Each of the 10 chapters covers a subgenre of film, such as the invisible-man film, the Jekyll-and-Hyde film, or the forensic science film. Some of the chapters are significantly better and more entertaining than others.

The book really comes alive when it takes even the unlikeliest chemistry in a film seriously. The first and possibly best example of this is where the authors discuss a candidate for the compound that turns Dr Jekyll into Mr Hyde, based on contemporary evidence about Robert Louis Stevenson, but there’s more of this all of the way through, further examples including FlubberMoonraker, and an Elvis Presley vehicle, which I will confess to not having seen, called Clambake 

Where it is at its weakest is the long introductory digressions in many of the chapters, which often have little connection to chemistry and don’t really serve to put the material in a wider context. Sometimes this leads to films, like United 93, that only have a tenuous connection to the subject (in this case, aviation fuel’s flammability) being dragged in. 
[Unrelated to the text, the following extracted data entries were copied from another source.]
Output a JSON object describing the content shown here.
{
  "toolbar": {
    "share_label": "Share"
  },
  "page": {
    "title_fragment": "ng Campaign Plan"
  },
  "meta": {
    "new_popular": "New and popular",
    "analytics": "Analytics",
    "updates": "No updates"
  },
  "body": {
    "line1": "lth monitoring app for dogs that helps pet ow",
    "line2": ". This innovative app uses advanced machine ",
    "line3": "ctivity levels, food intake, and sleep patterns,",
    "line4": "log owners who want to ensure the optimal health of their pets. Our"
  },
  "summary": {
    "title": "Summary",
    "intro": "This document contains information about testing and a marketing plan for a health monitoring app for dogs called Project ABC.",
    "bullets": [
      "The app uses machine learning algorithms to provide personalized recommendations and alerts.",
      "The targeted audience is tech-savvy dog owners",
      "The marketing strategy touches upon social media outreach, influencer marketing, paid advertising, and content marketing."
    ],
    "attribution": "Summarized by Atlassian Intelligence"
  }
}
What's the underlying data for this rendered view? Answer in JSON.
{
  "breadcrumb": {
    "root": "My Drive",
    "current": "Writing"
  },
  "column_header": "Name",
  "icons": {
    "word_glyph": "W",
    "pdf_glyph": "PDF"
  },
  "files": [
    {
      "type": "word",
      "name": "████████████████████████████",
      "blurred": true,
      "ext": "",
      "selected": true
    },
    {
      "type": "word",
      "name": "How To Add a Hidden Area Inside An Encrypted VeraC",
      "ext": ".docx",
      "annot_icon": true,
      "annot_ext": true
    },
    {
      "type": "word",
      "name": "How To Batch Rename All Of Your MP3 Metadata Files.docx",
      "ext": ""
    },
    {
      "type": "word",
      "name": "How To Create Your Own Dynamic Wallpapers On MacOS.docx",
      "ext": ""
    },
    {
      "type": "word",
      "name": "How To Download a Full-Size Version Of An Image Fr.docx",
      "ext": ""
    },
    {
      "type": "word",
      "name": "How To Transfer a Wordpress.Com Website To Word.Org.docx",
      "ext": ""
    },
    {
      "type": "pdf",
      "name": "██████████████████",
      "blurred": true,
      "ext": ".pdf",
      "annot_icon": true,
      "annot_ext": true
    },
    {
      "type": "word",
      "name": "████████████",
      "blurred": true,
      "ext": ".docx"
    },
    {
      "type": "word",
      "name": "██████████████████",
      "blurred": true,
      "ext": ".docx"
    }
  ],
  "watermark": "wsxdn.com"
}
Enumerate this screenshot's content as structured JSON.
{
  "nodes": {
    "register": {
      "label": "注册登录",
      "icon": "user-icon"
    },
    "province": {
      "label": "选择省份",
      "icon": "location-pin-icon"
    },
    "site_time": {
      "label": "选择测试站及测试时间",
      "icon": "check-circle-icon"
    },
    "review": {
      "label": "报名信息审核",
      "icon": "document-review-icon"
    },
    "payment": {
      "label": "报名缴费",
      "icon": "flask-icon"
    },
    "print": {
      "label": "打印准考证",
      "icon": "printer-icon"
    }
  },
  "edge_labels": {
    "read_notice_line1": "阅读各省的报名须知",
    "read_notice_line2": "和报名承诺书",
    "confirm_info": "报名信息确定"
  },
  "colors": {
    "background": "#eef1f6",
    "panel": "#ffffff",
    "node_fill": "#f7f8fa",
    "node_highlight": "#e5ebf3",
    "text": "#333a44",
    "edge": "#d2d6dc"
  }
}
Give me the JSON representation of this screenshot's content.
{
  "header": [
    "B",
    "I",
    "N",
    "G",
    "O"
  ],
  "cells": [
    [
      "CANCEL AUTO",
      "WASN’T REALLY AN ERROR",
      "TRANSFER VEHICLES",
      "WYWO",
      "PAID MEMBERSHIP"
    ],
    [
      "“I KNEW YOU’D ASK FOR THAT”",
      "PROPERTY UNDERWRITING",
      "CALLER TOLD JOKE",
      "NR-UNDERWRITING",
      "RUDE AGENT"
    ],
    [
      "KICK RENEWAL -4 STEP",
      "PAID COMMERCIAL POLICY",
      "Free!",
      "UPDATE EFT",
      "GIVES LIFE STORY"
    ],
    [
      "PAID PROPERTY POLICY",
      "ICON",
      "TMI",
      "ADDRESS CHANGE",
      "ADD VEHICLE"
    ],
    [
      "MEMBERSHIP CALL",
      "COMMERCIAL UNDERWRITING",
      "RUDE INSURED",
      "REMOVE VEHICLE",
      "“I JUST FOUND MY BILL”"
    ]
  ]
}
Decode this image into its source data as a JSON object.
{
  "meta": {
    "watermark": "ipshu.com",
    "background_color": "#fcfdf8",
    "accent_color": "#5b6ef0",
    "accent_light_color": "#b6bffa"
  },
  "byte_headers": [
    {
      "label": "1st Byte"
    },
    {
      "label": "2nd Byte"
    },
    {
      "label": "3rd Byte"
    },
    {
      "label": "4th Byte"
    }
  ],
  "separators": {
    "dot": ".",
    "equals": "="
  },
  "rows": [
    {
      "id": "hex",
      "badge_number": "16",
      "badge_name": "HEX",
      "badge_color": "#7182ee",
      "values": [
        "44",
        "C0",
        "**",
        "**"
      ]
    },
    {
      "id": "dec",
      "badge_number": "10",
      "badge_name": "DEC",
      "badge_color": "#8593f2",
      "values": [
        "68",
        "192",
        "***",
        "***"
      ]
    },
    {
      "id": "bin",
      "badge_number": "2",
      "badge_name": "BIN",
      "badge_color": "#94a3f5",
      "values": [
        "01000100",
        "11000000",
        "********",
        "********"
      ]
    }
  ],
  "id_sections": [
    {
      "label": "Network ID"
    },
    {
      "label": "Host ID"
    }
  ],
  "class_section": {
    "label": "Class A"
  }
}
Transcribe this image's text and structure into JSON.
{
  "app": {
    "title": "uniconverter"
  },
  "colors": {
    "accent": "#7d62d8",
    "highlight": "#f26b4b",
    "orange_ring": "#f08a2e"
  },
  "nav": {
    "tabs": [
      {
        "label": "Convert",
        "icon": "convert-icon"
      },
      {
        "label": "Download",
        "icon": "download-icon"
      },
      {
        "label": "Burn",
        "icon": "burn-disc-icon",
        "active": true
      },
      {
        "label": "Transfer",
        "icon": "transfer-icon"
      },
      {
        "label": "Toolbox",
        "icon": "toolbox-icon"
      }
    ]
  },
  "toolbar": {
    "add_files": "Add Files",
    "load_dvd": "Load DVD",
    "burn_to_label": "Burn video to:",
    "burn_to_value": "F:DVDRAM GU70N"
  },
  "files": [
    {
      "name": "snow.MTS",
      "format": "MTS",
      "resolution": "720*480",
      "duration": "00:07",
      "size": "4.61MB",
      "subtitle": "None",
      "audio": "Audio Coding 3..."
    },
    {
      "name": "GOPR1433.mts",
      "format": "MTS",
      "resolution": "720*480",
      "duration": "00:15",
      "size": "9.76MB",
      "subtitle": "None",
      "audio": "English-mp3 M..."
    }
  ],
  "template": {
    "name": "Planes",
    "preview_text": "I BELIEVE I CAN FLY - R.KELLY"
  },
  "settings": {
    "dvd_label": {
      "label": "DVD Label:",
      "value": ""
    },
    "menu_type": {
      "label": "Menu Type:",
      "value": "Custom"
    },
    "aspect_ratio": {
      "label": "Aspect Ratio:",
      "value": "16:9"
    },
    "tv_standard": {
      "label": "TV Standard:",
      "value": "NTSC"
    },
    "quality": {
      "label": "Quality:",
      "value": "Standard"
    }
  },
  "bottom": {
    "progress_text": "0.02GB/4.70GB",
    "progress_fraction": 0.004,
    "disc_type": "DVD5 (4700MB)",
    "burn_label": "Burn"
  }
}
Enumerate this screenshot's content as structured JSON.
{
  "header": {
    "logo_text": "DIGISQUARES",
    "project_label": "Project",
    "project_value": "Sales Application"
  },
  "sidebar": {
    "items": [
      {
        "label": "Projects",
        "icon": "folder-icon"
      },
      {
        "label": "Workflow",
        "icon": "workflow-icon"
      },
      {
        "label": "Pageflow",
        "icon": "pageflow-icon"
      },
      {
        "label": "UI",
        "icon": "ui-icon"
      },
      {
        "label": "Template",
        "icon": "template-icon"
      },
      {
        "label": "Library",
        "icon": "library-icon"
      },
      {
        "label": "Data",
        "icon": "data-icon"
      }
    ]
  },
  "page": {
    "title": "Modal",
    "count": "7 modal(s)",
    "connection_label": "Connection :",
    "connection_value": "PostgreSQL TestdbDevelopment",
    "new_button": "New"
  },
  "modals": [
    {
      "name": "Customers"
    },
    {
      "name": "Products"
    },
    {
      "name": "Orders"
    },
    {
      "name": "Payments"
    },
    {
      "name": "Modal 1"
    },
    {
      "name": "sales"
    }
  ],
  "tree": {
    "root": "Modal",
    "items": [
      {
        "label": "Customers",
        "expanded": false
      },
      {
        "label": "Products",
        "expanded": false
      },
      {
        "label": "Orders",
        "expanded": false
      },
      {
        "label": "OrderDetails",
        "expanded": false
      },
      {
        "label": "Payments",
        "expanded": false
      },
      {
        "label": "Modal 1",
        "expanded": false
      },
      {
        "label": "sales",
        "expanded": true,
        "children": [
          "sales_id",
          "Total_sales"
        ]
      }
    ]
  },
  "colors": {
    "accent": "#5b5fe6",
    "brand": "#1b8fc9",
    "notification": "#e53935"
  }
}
From one point of view, the range of films covered is astonishing. We have almost forgotten silent films from the 1910s, US government information films about analytical spectroscopy from the 1940s, and blockbusters from the present day. On the other hand, the only film not in English is Claude Chabrol’s Merci pour le chocolat. 

The other thing is that it’s not clear for much of the book who it’s aimed at. It turns out to be at least partly intended for teachers of US undergraduates, though I’m sure at least some of the less earnest films would be ideal for high school students and any chemist-film buffs.